Die Basler SP: Bequem oder stabil?

Zu Gast im «Wahlzmorge» ist SP-Vizepräsidentin Michela Seggiani. Die grösste Basler Partei wolle in Basel nicht einfach nur weiter machen wie bisher, sondern auch angreifen.

Die SP zieht mit dem Slogan «Mehr Basel» in den Wahlkampf. Ein nichtssagender Satz? Nein, findet Michela Seggiani. Es gehe darum, dass man für die Stadt noch mehr erreichen wolle «in Sachen Wohnen und Sozialleistungen.»
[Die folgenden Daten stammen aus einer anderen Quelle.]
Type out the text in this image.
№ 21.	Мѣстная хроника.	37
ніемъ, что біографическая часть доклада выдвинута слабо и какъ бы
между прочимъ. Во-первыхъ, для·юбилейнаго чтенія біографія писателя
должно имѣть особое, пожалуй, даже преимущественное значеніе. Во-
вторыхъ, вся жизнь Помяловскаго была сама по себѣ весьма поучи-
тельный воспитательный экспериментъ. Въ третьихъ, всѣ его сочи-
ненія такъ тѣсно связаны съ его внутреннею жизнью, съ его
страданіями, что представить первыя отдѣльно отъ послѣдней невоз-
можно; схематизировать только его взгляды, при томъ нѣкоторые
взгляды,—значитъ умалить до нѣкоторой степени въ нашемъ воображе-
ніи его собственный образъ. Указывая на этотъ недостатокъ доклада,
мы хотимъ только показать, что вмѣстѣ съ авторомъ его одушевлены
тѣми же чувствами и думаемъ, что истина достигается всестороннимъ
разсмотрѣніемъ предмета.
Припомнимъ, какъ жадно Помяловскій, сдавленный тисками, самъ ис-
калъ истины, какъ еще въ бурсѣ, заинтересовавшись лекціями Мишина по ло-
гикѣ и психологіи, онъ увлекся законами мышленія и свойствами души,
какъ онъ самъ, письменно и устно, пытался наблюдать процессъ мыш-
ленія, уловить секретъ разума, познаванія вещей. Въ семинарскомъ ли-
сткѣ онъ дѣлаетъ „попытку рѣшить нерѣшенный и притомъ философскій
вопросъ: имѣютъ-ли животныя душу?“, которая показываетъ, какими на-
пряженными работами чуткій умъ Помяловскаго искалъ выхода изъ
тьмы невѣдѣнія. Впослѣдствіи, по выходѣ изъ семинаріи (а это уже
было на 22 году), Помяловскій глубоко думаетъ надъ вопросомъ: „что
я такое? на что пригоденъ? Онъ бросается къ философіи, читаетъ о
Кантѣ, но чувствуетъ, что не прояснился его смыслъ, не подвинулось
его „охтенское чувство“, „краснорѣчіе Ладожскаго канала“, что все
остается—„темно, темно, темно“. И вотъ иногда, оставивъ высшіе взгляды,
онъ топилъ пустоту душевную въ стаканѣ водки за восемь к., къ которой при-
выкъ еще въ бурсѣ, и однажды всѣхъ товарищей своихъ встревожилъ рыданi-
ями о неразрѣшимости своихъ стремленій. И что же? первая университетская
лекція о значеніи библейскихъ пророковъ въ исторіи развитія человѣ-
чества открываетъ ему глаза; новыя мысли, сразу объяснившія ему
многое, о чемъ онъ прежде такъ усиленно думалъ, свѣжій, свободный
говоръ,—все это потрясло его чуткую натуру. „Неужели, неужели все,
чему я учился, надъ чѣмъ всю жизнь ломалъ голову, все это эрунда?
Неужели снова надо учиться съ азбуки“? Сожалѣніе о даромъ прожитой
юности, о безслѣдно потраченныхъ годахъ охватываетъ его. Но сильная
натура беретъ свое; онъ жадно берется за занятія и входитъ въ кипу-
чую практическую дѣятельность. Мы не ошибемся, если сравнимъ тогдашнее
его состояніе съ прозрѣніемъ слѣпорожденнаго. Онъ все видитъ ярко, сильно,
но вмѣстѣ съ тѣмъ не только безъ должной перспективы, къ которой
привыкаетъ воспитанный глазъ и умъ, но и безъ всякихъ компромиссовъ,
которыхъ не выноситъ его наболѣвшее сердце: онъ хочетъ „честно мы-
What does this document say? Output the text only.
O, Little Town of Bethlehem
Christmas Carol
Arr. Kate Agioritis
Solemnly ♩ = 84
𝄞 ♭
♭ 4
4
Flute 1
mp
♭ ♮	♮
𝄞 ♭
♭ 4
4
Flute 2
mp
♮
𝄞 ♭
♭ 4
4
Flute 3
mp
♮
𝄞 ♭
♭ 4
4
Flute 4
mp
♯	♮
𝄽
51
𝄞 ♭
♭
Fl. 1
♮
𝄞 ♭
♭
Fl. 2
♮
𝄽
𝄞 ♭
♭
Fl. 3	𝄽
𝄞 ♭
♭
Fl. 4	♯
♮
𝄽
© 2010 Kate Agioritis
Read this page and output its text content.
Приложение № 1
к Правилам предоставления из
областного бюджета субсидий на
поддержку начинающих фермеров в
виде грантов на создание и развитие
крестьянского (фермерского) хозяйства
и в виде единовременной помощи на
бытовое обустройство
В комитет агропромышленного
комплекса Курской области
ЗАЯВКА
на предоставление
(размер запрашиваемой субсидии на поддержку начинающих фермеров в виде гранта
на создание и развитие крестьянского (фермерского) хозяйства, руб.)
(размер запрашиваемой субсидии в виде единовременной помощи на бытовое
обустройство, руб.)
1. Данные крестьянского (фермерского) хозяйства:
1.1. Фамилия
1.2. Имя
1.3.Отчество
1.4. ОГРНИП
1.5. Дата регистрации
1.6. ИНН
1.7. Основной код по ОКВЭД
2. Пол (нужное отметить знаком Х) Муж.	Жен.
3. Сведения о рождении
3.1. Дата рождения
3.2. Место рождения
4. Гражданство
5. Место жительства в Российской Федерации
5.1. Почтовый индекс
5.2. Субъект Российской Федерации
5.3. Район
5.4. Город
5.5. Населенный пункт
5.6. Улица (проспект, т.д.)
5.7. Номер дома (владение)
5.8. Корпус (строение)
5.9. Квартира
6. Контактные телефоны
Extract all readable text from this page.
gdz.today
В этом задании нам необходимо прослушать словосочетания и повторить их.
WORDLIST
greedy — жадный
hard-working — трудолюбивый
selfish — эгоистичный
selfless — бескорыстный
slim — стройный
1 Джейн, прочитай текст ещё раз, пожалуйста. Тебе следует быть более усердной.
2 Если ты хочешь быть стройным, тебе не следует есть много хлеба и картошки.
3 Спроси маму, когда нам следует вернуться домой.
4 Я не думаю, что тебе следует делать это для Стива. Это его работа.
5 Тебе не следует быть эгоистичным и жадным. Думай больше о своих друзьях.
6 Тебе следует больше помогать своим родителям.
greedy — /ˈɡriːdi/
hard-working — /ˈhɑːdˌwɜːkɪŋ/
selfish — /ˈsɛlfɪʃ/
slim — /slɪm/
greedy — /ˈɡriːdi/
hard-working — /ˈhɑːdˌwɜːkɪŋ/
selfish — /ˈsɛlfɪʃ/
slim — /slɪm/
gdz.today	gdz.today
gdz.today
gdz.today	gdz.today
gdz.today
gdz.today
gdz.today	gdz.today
«  Wir sind stabil, nicht bequem. »

Michela Seggiani
Vizepräsidentin SP BS

Im Wahlkampf der SP wurde bisher aber vor allem über eine Idee gesprochen: Ein Hundepark auf dem Marktplatz «Der Hundepark ist wichtig, aber es ist schade, dass der Hundepark derart für Furore gesorgt hat. Wir haben auch andere Ideen.»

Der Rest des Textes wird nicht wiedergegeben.